Sophie Henry, Secrétaire générale du Centre de Médiation et d’Arbitrage de Paris (CMAP) répond à quelques questions sur la médiation conventionnelle dans le cadre d’un contentieux informatique. Plus rapide et moins coûteuse qu’une procédure classique de médiation judiciaire, cette solution alternative offre certains avantages.
- Dans un contentieux informatique, quels sont les avantages d’une médiation sous l’égide du CMAP ?
Avant tout, un gain de temps pour les entreprises puisque la durée d’une médiation est de deux à trois mois, deux en matière conventionnelle et trois en judiciaire. Or dans un contentieux informatique, une procédure judiciaire peut durer deux à trois ans, expertise comprise, ce qui est totalement incompatible avec la vie d’une entreprise qui a par exemple, un site internet bloqué ou un système informatique qui ne correspond pas à ses attentes et ou à celles de ses clients. L’intérêt de la médiation est d’avancer plus rapidement. Un autre avantage est la maîtrise, par l’entreprise, de son différend puisque dans une médiation, ceux par qui le conflit est né se retrouvent autour de la table des négociations pour essayer de se comprendre à nouveau et trouver des solutions.
On constate en effet que dans ce type de contentieux, les conflits naissent en grande partie de problèmes d’incompréhension entre les parties, de difficultés d’interprétation, d’avis divergents, ou encore de désaccords dans les phases de validation. C’est très symptomatique de ce type de contentieux. En renouant une communication, la médiation va aussi permettre de pérenniser les relations contractuelles, contrairement au conflit judiciaire où les relations vont être totalement rompues. Or en informatique plus que dans tout autre domaine, on est un peu condamné à vivre ensemble, les projets étant généralement bâtis sur trois ou quatre ans. Enfin, la médiation présente l’avantage de la confidentialité. Un contentieux peut en effet avoir des retentissements sur l’image de marque des entreprises.
- En quoi la médiation se distingue t-elle de l’expertise dans une situation précontentieuse ou contentieuse ?
Dans l’expertise, la mission de l’expert est de déterminer quelle est l’origine du conflit. Il établira un historique des relations contractuelles pour comprendre à quel moment l’une ou l’autre des parties n’a pas exécuté correctement sa prestation, et ce, afin d’éclairer le juge sur les responsabilités respectives. Or en médiation, on cherche une solution et non des responsabilités. L’autre différence tient aussi à une meilleure maîtrise du temps et par là même du coût.

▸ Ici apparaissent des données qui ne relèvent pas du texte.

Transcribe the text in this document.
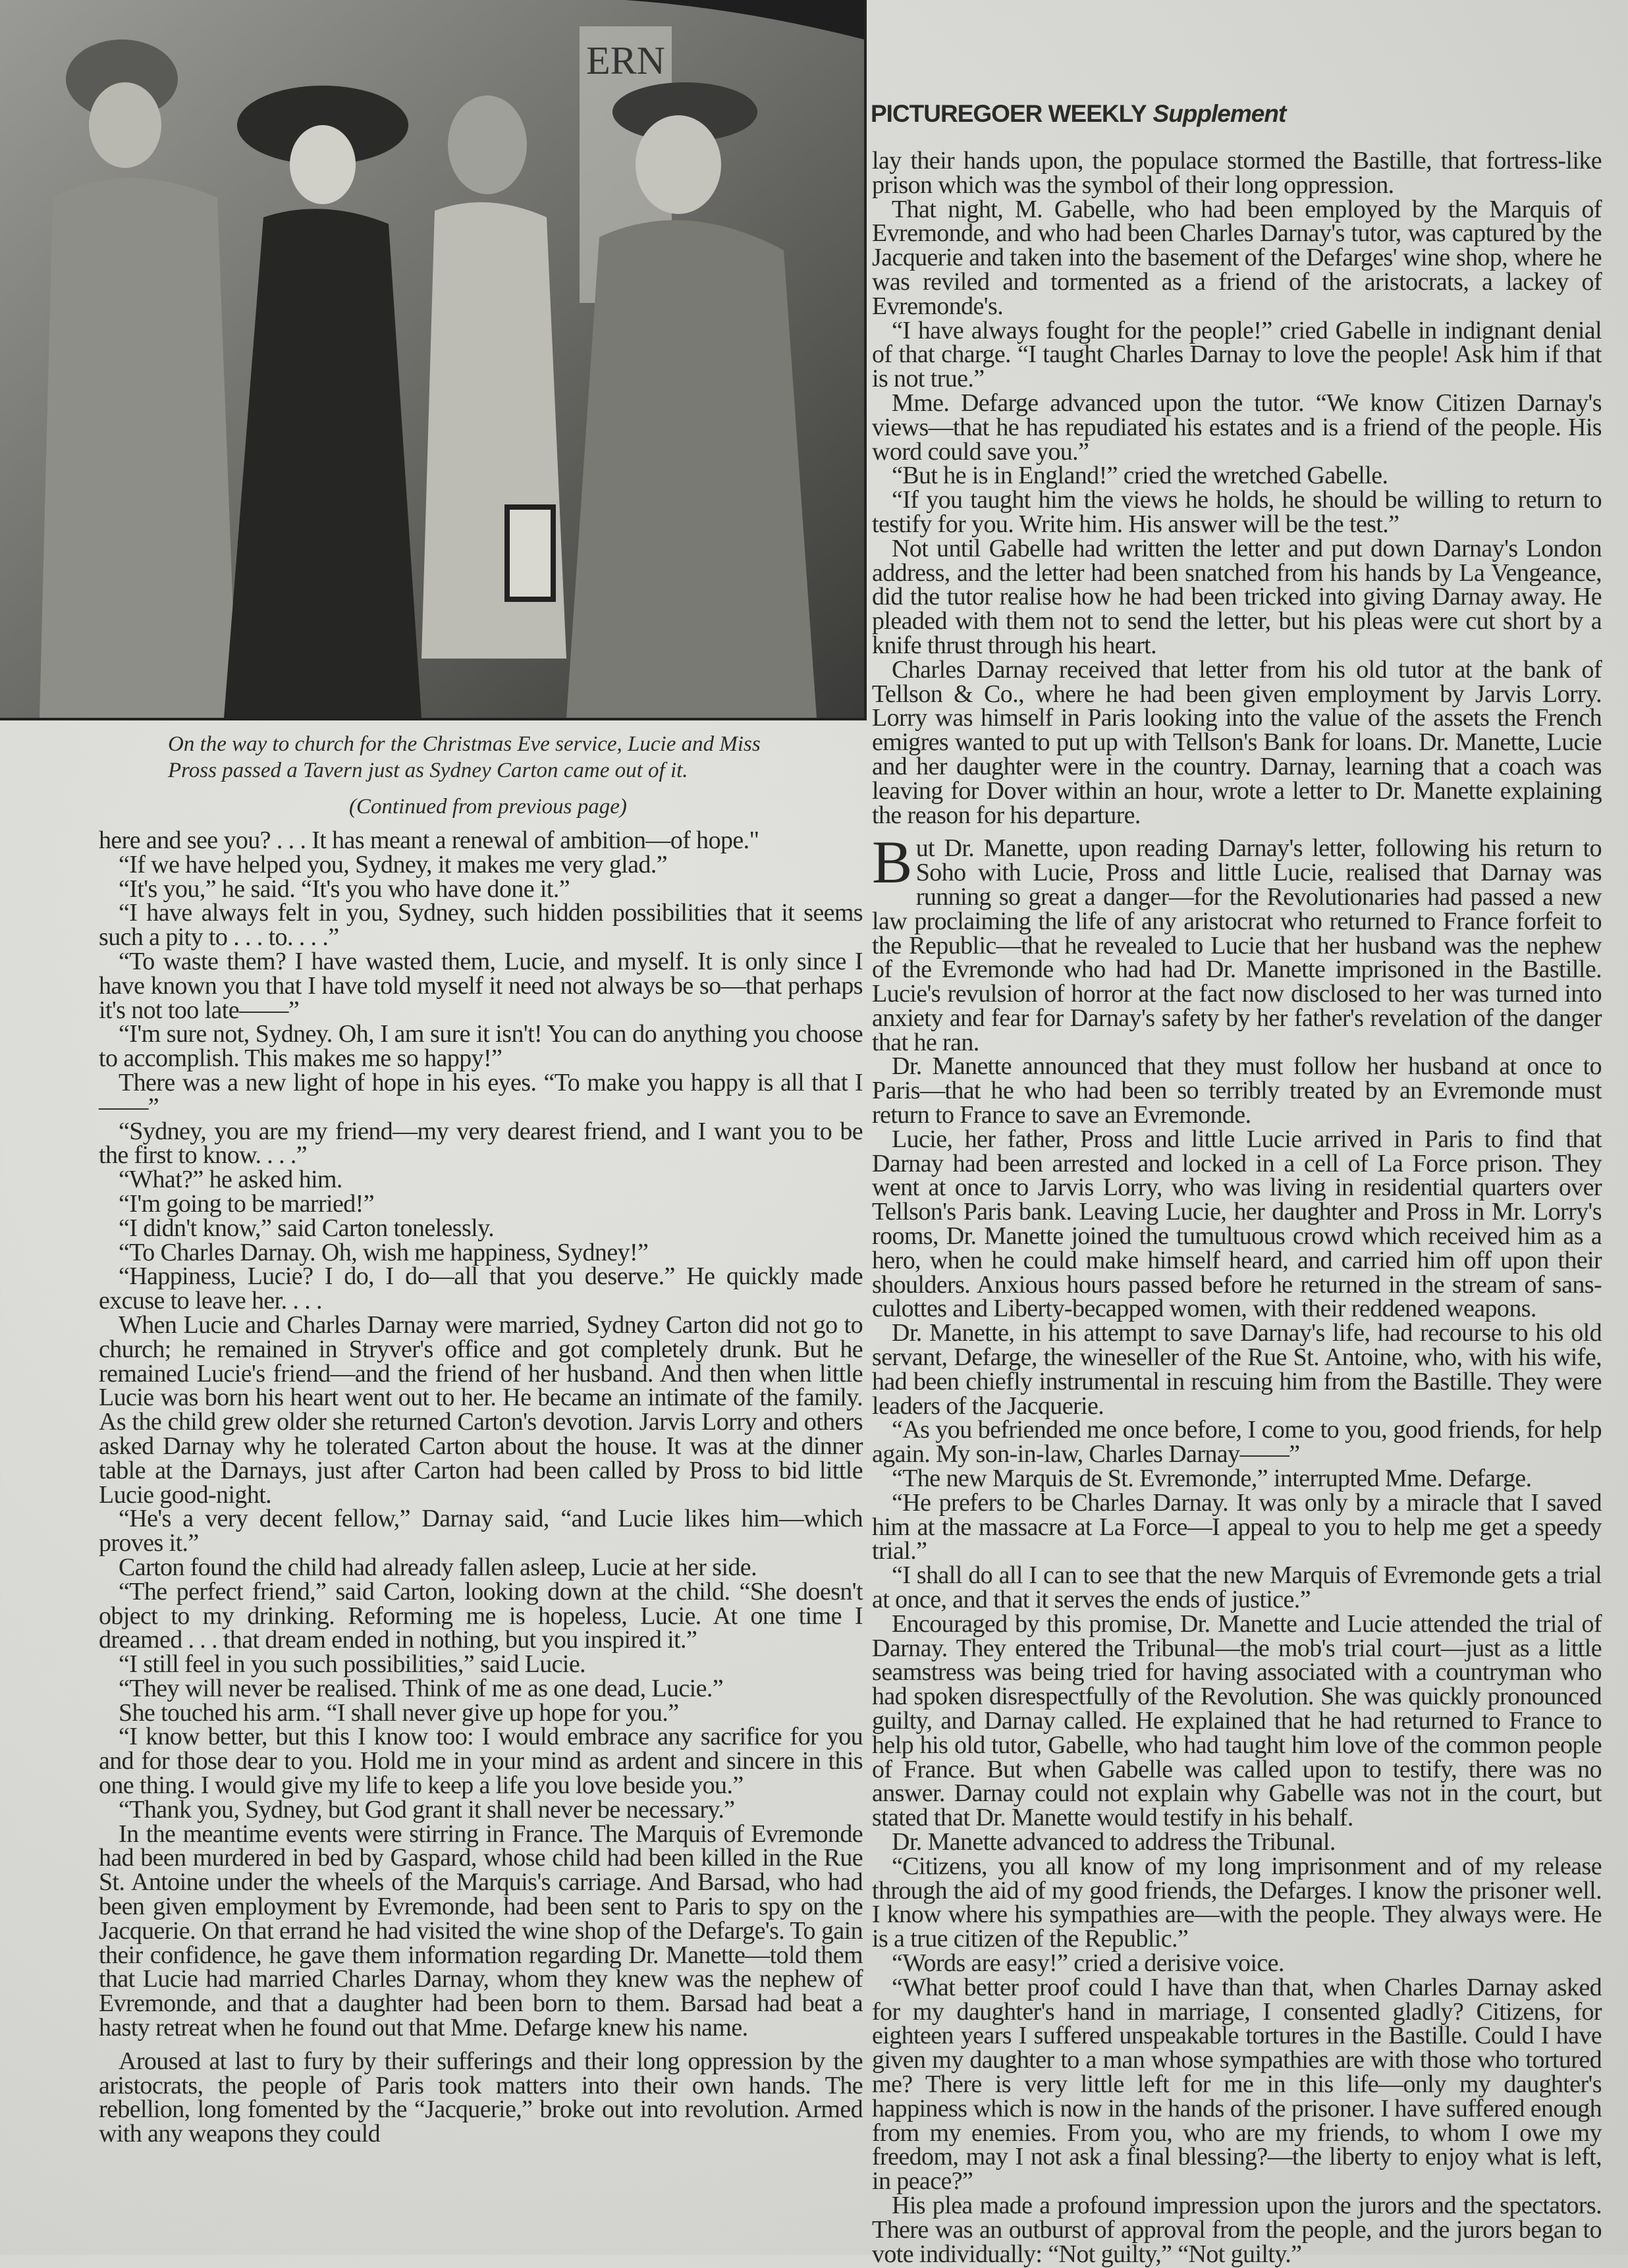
ERN

On the way to church for the Christmas Eve service, Lucie and Miss

Pross passed a Tavern just as Sydney Carton came out of it.

PICTUREGOER WEEKLY Supplement
(Continued from previous page)

here and see you? . . . It has meant a renewal of ambition—of hope."

“If we have helped you, Sydney, it makes me very glad.”

“It's you,” he said. “It's you who have done it.”

“I have always felt in you, Sydney, such hidden possibilities that it seems such a pity to . . . to. . . .”

“To waste them? I have wasted them, Lucie, and myself. It is only since I have known you that I have told myself it need not always be so—that perhaps it's not too late——”

“I'm sure not, Sydney. Oh, I am sure it isn't! You can do anything you choose to accomplish. This makes me so happy!”

There was a new light of hope in his eyes. “To make you happy is all that I——”

“Sydney, you are my friend—my very dearest friend, and I want you to be the first to know. . . .”

“What?” he asked him.

“I'm going to be married!”

“I didn't know,” said Carton tonelessly.

“To Charles Darnay. Oh, wish me happiness, Sydney!”

“Happiness, Lucie? I do, I do—all that you deserve.” He quickly made excuse to leave her. . . .

When Lucie and Charles Darnay were married, Sydney Carton did not go to church; he remained in Stryver's office and got completely drunk. But he remained Lucie's friend—and the friend of her husband. And then when little Lucie was born his heart went out to her. He became an intimate of the family. As the child grew older she returned Carton's devotion. Jarvis Lorry and others asked Darnay why he tolerated Carton about the house. It was at the dinner table at the Darnays, just after Carton had been called by Pross to bid little Lucie good-night.

“He's a very decent fellow,” Darnay said, “and Lucie likes him—which proves it.”

Carton found the child had already fallen asleep, Lucie at her side.

“The perfect friend,” said Carton, looking down at the child. “She doesn't object to my drinking. Reforming me is hopeless, Lucie. At one time I dreamed . . . that dream ended in nothing, but you inspired it.”

“I still feel in you such possibilities,” said Lucie.

“They will never be realised. Think of me as one dead, Lucie.”

She touched his arm. “I shall never give up hope for you.”

“I know better, but this I know too: I would embrace any sacrifice for you and for those dear to you. Hold me in your mind as ardent and sincere in this one thing. I would give my life to keep a life you love beside you.”

“Thank you, Sydney, but God grant it shall never be necessary.”

In the meantime events were stirring in France. The Marquis of Evremonde had been murdered in bed by Gaspard, whose child had been killed in the Rue St. Antoine under the wheels of the Marquis's carriage. And Barsad, who had been given employment by Evremonde, had been sent to Paris to spy on the Jacquerie. On that errand he had visited the wine shop of the Defarge's. To gain their confidence, he gave them information regarding Dr. Manette—told them that Lucie had married Charles Darnay, whom they knew was the nephew of Evremonde, and that a daughter had been born to them. Barsad had beat a hasty retreat when he found out that Mme. Defarge knew his name.

Aroused at last to fury by their sufferings and their long oppression by the aristocrats, the people of Paris took matters into their own hands. The rebellion, long fomented by the “Jacquerie,” broke out into revolution. Armed with any weapons they could

lay their hands upon, the populace stormed the Bastille, that fortress-like prison which was the symbol of their long oppression.

That night, M. Gabelle, who had been employed by the Marquis of Evremonde, and who had been Charles Darnay's tutor, was captured by the Jacquerie and taken into the basement of the Defarges' wine shop, where he was reviled and tormented as a friend of the aristocrats, a lackey of Evremonde's.

“I have always fought for the people!” cried Gabelle in indignant denial of that charge. “I taught Charles Darnay to love the people! Ask him if that is not true.”

Mme. Defarge advanced upon the tutor. “We know Citizen Darnay's views—that he has repudiated his estates and is a friend of the people. His word could save you.”

“But he is in England!” cried the wretched Gabelle.

“If you taught him the views he holds, he should be willing to return to testify for you. Write him. His answer will be the test.”

Not until Gabelle had written the letter and put down Darnay's London address, and the letter had been snatched from his hands by La Vengeance, did the tutor realise how he had been tricked into giving Darnay away. He pleaded with them not to send the letter, but his pleas were cut short by a knife thrust through his heart.

Charles Darnay received that letter from his old tutor at the bank of Tellson & Co., where he had been given employment by Jarvis Lorry. Lorry was himself in Paris looking into the value of the assets the French emigres wanted to put up with Tellson's Bank for loans. Dr. Manette, Lucie and her daughter were in the country. Darnay, learning that a coach was leaving for Dover within an hour, wrote a letter to Dr. Manette explaining the reason for his departure.

But Dr. Manette, upon reading Darnay's letter, following his return to Soho with Lucie, Pross and little Lucie, realised that Darnay was running so great a danger—for the Revolutionaries had passed a new law proclaiming the life of any aristocrat who returned to France forfeit to the Republic—that he revealed to Lucie that her husband was the nephew of the Evremonde who had had Dr. Manette imprisoned in the Bastille. Lucie's revulsion of horror at the fact now disclosed to her was turned into anxiety and fear for Darnay's safety by her father's revelation of the danger that he ran.

Dr. Manette announced that they must follow her husband at once to Paris—that he who had been so terribly treated by an Evremonde must return to France to save an Evremonde.

Lucie, her father, Pross and little Lucie arrived in Paris to find that Darnay had been arrested and locked in a cell of La Force prison. They went at once to Jarvis Lorry, who was living in residential quarters over Tellson's Paris bank. Leaving Lucie, her daughter and Pross in Mr. Lorry's rooms, Dr. Manette joined the tumultuous crowd which received him as a hero, when he could make himself heard, and carried him off upon their shoulders. Anxious hours passed before he returned in the stream of sans-culottes and Liberty-becapped women, with their reddened weapons.

Dr. Manette, in his attempt to save Darnay's life, had recourse to his old servant, Defarge, the wineseller of the Rue St. Antoine, who, with his wife, had been chiefly instrumental in rescuing him from the Bastille. They were leaders of the Jacquerie.

“As you befriended me once before, I come to you, good friends, for help again. My son-in-law, Charles Darnay——”

“The new Marquis de St. Evremonde,” interrupted Mme. Defarge.

“He prefers to be Charles Darnay. It was only by a miracle that I saved him at the massacre at La Force—I appeal to you to help me get a speedy trial.”

“I shall do all I can to see that the new Marquis of Evremonde gets a trial at once, and that it serves the ends of justice.”

Encouraged by this promise, Dr. Manette and Lucie attended the trial of Darnay. They entered the Tribunal—the mob's trial court—just as a little seamstress was being tried for having associated with a countryman who had spoken disrespectfully of the Revolution. She was quickly pronounced guilty, and Darnay called. He explained that he had returned to France to help his old tutor, Gabelle, who had taught him love of the common people of France. But when Gabelle was called upon to testify, there was no answer. Darnay could not explain why Gabelle was not in the court, but stated that Dr. Manette would testify in his behalf.

Dr. Manette advanced to address the Tribunal.

“Citizens, you all know of my long imprisonment and of my release through the aid of my good friends, the Defarges. I know the prisoner well. I know where his sympathies are—with the people. They always were. He is a true citizen of the Republic.”

“Words are easy!” cried a derisive voice.

“What better proof could I have than that, when Charles Darnay asked for my daughter's hand in marriage, I consented gladly? Citizens, for eighteen years I suffered unspeakable tortures in the Bastille. Could I have given my daughter to a man whose sympathies are with those who tortured me? There is very little left for me in this life—only my daughter's happiness which is now in the hands of the prisoner. I have suffered enough from my enemies. From you, who are my friends, to whom I owe my freedom, may I not ask a final blessing?—the liberty to enjoy what is left, in peace?”

His plea made a profound impression upon the jurors and the spectators. There was an outburst of approval from the people, and the jurors began to vote individually: “Not guilty,” “Not guilty.”
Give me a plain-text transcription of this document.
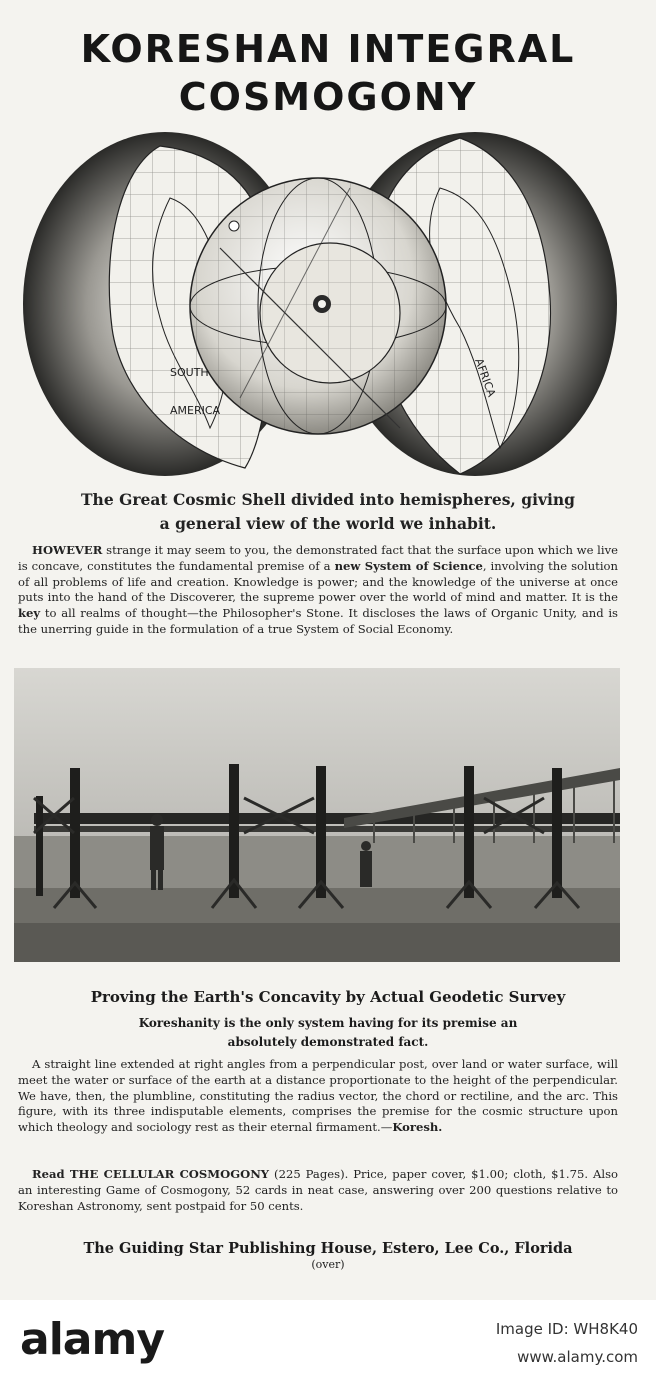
KORESHAN INTEGRAL
COSMOGONY
SOUTH
AMERICA
AFRICA
The Great Cosmic Shell divided into hemispheres, giving
a general view of the world we inhabit.

HOWEVER strange it may seem to you, the demonstrated fact that the surface upon which we live is concave, constitutes the fundamental premise of a new System of Science, involving the solution of all problems of life and creation. Knowledge is power; and the knowledge of the universe at once puts into the hand of the Discoverer, the supreme power over the world of mind and matter. It is the key to all realms of thought—the Philosopher's Stone. It discloses the laws of Organic Unity, and is the unerring guide in the formulation of a true System of Social Economy.

Proving the Earth's Concavity by Actual Geodetic Survey
Koreshanity is the only system having for its premise an
absolutely demonstrated fact.

A straight line extended at right angles from a perpendicular post, over land or water surface, will meet the water or surface of the earth at a distance proportionate to the height of the perpendicular. We have, then, the plumbline, constituting the radius vector, the chord or rectiline, and the arc. This figure, with its three indisputable elements, comprises the premise for the cosmic structure upon which theology and sociology rest as their eternal firmament.—Koresh.

Read THE CELLULAR COSMOGONY (225 Pages). Price, paper cover, $1.00; cloth, $1.75. Also an interesting Game of Cosmogony, 52 cards in neat case, answering over 200 questions relative to Koreshan Astronomy, sent postpaid for 50 cents.

The Guiding Star Publishing House, Estero, Lee Co., Florida

(over)

alamy	Image ID: WH8K40
www.alamy.com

En médiation, l’entreprise peut à tout moment interrompre le processus. Elle n’est pas obligée d’aller jusqu’au bout, c’est un processus libre. Si elle estime que cela ne mène à rien car l’autre partie ne joue pas le jeu ou n’est pas de bonne foi, elle peut décider d’arrêter sans aucune sanction.
- Quels sont les principaux écueils à éviter pour réussir une médiation ?
Le principal écueil est d’aller en médiation en restant campé sur ses positions. La médiation est un espace de discussion et de communication précisément pour trouver des solutions et pas des coupables. Il faut éviter toute prise de position sans volonté de faire des concessions. La médiation revient en effet à faire des concessions réciproques. Un autre écueil à éviter est d’avoir une clause de médiation trop longue et trop détaillée notamment sur l’organisation de la procédure (désignation du médiateur, détail des missions, paiement des frais, etc.).
Une clause de médiation doit être à la fois précise et concise pour éviter toute difficulté d’interprétation et l’apparition d’un conflit autour même du processus. Enfin, le dernier écueil est de ne pas préparer la médiation. Les entreprises doivent en effet anticiper le déroulement du processus et la stratégie à adopter pendant les discussions.
- Qu’avez-vous à dire à tout ceux qui hésitent encore à recourir à la médiation ?
Les entreprises n’ont rien à perdre mais tout à gagner. Même si finalement la médiation n’aboutit pas, elles se sont rencontrées dans un espace neutre pour tenter de se comprendre et peut être trouver une solution. De plus, elles ne perdent aucun droit d’agir en justice puisque depuis 2008, la médiation interrompt les délais de prescription.
Interview réalisée par Isabelle Pottier, avocat.
Parue dans la JTIT n°96/2010, janvier 2010.